In this embodiment, based on the target human body image obtained by the first obtaining unit 501, the first determining unit 502 may determine a category to which the target human body image belongs as a target category from a predetermined category set. And the categories in the category set correspond to the preset human body image set. The preset human body image set may be a human body image set formed by previously using existing human body images. Each preset human body image set comprises at least one preset human body image subset. The preset human body images in the preset human body image subset correspond to the same person.
In this embodiment, based on the target category determined by the first determining unit 502, the second acquiring unit 503 may acquire a preset human body image set corresponding to the target category as a candidate human body image set.
In this embodiment, for a preset human body image subset in the candidate human body image set obtained by the second obtaining unit 503, the second determining unit 504 may first determine whether the similarity between the person corresponding to the preset human body image subset and the person corresponding to the target human body image is greater than or equal to a target similarity threshold. The similarity is a numerical value used for representing the degree of similarity between the two objects, and the target similarity threshold may be a predetermined similarity threshold or a currently determined similarity threshold.
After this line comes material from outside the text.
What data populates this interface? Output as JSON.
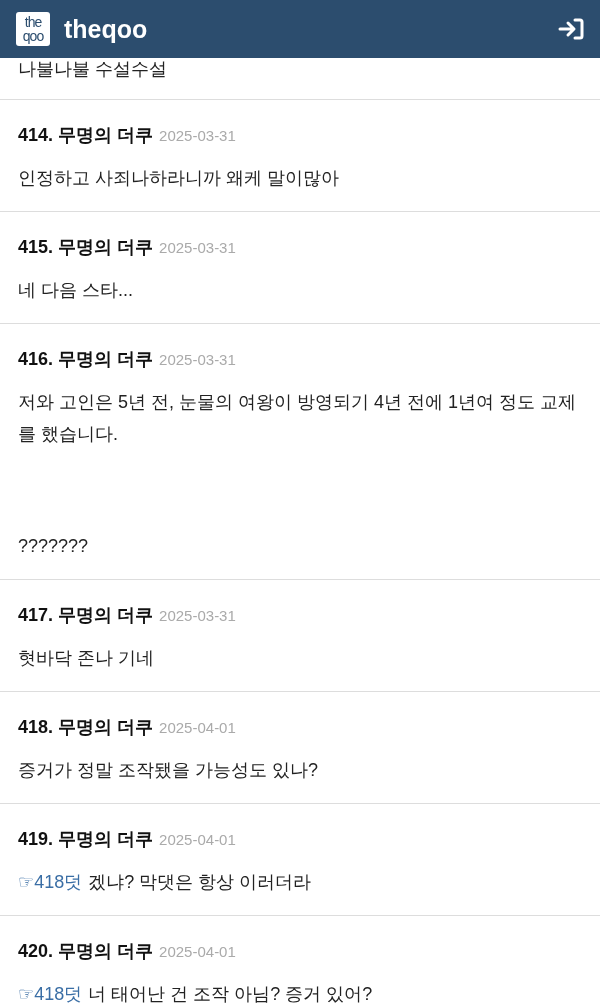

In this embodiment, the third determining unit 505 may determine, in response to determining that the similarity between the person corresponding to the preset human body image subset in the candidate human body image set and the person corresponding to the target human body image is greater than or equal to the target similarity threshold, the preset human body image subset that is greater than or equal to the target similarity threshold as the result human body image subset corresponding to the target human body image. And the result human body image subset is the matched human body image subset which most probably corresponds to the same person as the target human body image.
It will be understood that the elements described in the apparatus 500 correspond to various steps in the method described with reference to fig. 2. Thus, the operations, features and resulting advantages described above with respect to the method are also applicable to the apparatus 500 and the units included therein, and are not described herein again.
The apparatus 500 provided in the above embodiment of the present disclosure may match the human body image subset from the preset human body image set corresponding to the target category based on the target category to which the target human body image belongs, so as to improve the matching precision, and further obtain a more accurate result human body image subset; in the process of matching the result human body image subsets, the matching is only needed to be performed on the preset human body image subsets in the preset human body image set corresponding to the target categories, and compared with the method that all the preset human body image subsets are matched without classification, the matching complexity can be reduced, the image processing efficiency is improved, and the resources consumed in the image processing process are reduced; in addition, the method and the device can determine the human body images with the similarity meeting the preset requirement with the target human body images in batches based on the matching of the preset human body image subset and the target human body images, so that the diversity of the determined human body images can be improved, and the accuracy of image matching can be further improved.
Referring now to fig. 6, a schematic diagram of an electronic device (e.g., a terminal device or a server in fig. 1) 600 suitable for implementing embodiments of the present disclosure is shown. The terminal device in the embodiments of the present disclosure may include, but is not limited to, a mobile terminal such as a mobile phone, a notebook computer, a digital broadcast receiver, a PDA (personal digital assistant), a PAD (tablet computer), a PMP (portable multimedia player), a vehicle terminal (e.g., a car navigation terminal), and the like, and a stationary terminal such as a digital TV, a desktop computer, and the like. The electronic device shown in fig. 6 is only an example, and should not bring any limitation to the functions and the scope of use of the embodiments of the present disclosure.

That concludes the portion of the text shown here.